VESTAVIA HILLS, Alabama. – A 71-year-old man fatally shot two elderly people and injured a third with a handgun during a potluck dinner at an Alabama church where he occasionally attended services, the city said Friday. police.
The suspect was subdued and held by an event attendee until police arrived Thursday evening, sparing the congregation further violence at St. Stephen’s Episcopal Church in the Birmingham suburb of Vestavia Hills, said police captain Shane Ware.
“It was extremely critical in saving lives,” Ware told a news conference. “The person who subdued the suspect, in my opinion, was a hero.”
Ware did not give a motive for the shooting. He also did not identify the suspect, whom police took into custody at the church. He said the man’s name was withheld until prosecutors formally charged him with capital murder.
Walter Rainey, 84, from nearby Irondale, was killed in church and Sarah Yeager, 75, from Pelham died after being taken to hospital. The third victim, an 84-year-old woman, remained hospitalized, Ware said.
He said the suspect and the three victims were all white.
The event was a “Boomers Potluck” gathering inside the church, according to posts posted on the church’s Facebook page by pastor Reverend John Burruss. He said he was in Greece on a pilgrimage with a group of members and was trying to get back to Alabama.
Police are still trying to determine the shooter’s motive, Ware said. He said the suspect had previously attended church services.

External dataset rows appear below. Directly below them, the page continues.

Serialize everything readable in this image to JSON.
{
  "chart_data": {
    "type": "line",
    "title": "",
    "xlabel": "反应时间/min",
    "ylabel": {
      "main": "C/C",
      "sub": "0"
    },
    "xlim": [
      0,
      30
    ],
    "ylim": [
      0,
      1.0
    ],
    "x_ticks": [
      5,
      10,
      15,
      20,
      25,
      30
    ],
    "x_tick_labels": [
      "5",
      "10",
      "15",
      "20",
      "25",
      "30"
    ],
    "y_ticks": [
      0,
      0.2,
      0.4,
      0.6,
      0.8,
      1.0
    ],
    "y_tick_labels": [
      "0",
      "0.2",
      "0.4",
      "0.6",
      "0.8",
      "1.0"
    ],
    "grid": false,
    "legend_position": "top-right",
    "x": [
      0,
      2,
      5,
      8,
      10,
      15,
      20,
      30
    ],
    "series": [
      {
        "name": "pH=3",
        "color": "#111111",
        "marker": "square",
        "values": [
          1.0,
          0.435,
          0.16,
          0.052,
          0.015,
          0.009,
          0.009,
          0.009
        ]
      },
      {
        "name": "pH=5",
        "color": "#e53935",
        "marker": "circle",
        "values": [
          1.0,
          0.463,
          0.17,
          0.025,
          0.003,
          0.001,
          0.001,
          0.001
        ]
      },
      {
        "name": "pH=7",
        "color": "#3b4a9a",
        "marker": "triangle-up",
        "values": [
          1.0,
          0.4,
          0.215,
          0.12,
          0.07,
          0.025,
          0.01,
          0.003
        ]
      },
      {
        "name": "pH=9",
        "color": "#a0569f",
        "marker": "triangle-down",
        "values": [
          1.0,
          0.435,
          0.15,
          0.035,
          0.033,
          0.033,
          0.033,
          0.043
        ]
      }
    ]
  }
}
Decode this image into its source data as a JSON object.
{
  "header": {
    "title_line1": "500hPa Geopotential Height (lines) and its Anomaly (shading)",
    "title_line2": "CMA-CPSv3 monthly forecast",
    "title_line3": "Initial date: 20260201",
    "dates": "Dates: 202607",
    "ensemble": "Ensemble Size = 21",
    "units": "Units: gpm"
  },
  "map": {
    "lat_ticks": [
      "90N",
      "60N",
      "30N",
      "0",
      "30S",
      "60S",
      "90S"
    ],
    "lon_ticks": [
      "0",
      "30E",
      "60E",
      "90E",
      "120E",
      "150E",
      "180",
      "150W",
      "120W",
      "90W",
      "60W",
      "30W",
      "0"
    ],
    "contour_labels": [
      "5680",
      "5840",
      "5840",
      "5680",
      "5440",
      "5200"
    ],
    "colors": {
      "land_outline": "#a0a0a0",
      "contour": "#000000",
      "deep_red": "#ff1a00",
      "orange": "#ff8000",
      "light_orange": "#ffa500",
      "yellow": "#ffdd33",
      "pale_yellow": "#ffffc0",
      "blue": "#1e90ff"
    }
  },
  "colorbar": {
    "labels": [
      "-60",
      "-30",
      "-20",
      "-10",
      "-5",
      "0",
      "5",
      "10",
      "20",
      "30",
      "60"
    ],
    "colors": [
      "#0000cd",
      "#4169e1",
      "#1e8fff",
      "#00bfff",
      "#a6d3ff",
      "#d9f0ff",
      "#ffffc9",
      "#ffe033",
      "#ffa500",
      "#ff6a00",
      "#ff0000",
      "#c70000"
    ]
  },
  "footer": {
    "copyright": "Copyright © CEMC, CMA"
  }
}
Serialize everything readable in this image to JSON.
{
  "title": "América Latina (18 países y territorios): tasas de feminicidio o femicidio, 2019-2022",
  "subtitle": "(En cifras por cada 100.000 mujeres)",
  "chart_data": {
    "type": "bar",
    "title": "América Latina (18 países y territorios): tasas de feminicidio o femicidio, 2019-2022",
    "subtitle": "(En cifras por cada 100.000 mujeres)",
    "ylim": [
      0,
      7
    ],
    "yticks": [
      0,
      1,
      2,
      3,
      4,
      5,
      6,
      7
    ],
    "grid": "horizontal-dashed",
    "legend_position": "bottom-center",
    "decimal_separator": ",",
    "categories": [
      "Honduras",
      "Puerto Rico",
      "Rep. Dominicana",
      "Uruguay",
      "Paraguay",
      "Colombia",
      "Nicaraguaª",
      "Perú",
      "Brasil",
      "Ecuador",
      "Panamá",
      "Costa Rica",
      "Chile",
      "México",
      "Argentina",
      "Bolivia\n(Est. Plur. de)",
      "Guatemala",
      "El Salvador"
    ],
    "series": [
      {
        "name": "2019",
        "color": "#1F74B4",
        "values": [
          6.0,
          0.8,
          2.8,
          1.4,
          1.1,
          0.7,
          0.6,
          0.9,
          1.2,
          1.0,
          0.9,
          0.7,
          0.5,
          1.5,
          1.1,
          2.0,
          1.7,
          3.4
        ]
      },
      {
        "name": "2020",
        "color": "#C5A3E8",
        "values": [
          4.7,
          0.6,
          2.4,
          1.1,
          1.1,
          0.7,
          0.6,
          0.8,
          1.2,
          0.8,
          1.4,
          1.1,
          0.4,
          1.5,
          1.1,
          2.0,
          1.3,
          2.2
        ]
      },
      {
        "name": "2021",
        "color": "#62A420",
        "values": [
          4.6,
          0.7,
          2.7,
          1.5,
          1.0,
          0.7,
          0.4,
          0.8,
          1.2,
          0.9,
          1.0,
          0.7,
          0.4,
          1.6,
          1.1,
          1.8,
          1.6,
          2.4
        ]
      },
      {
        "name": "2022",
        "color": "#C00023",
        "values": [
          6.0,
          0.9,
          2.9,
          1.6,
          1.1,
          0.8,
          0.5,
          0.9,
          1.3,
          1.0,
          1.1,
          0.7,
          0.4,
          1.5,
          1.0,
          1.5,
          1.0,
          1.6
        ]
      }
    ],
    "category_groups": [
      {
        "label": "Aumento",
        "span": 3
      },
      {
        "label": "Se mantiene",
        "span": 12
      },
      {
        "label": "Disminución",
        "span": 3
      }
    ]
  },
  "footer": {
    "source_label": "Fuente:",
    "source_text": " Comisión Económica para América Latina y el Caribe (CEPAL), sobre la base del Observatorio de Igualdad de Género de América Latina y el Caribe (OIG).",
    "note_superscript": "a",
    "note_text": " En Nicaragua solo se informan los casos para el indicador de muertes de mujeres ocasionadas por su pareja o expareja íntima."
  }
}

Vestavia Hills Mayor Ashley Curry praised the police response, saying officers “handled this crisis in an exemplary manner”. He said his “close-knit, resilient and loving community” of 39,000 people had been rocked by “this senseless act of violence”.
The Reverend Rebecca Bridges, associate rector of the church, led an online prayer service on the church’s Facebook page on Friday morning. She prayed not only for the victims and church members who witnessed the shooting, but also “for the person who carried out the shooting.”
“We pray that you will work in this person’s heart,” Bridges said. “And we pray that you will help us forgive.”
Bridges, who is currently in London, alluded to other recent mass shootings as she prayed that elected officials in Washington and Alabama “see what happened in St. Stephens and Uvalde and Buffalo and so many other places and their hearts will be changed. , minds will be open.”
“And that our culture will change and our laws will change in a way that protects us all,” she added.
There were several high-profile shootings in May and June, beginning with a May 14 racist attack that killed 10 black people at a supermarket in Buffalo, New York. The following week, a gunman massacred 19 children and two adults at an elementary school in Uvalde, Texas.
Thursday’s shooting came just over a month after one person was killed and five injured when a man opened fire on Taiwanese parishioners at a Southern California church. It comes nearly seven years to the day after an avowed white supremacist killed nine people during a Bible study at Emanuel AME Church in Charleston, South Carolina.
Agents from the FBI, US Marshals Service and Bureau of Alcohol, Firearms, Tobacco and Explosives joined investigators at the scene, who remained cordoned off with yellow tape on Friday as police vehicles with flashing lights blocked the road to the church.
On Saturday, thousands gathered across the United States and at the National Mall in Washington, DC, to renew calls for tougher gun control measures. Survivors of mass shootings and other incidents of gun violence lobbied lawmakers and testified on Capitol Hill earlier this month.
Alabama Governor Kay Ivey released a statement Thursday evening lamenting what she called the shocking and tragic loss of life. Although she said she was happy to hear the suspect was in custody, she wrote: “This should never happen – in a church, in a store, in town or anywhere. “
Vestavia Hills is a residential community just southeast of Birmingham, one of Alabama’s two most populous cities.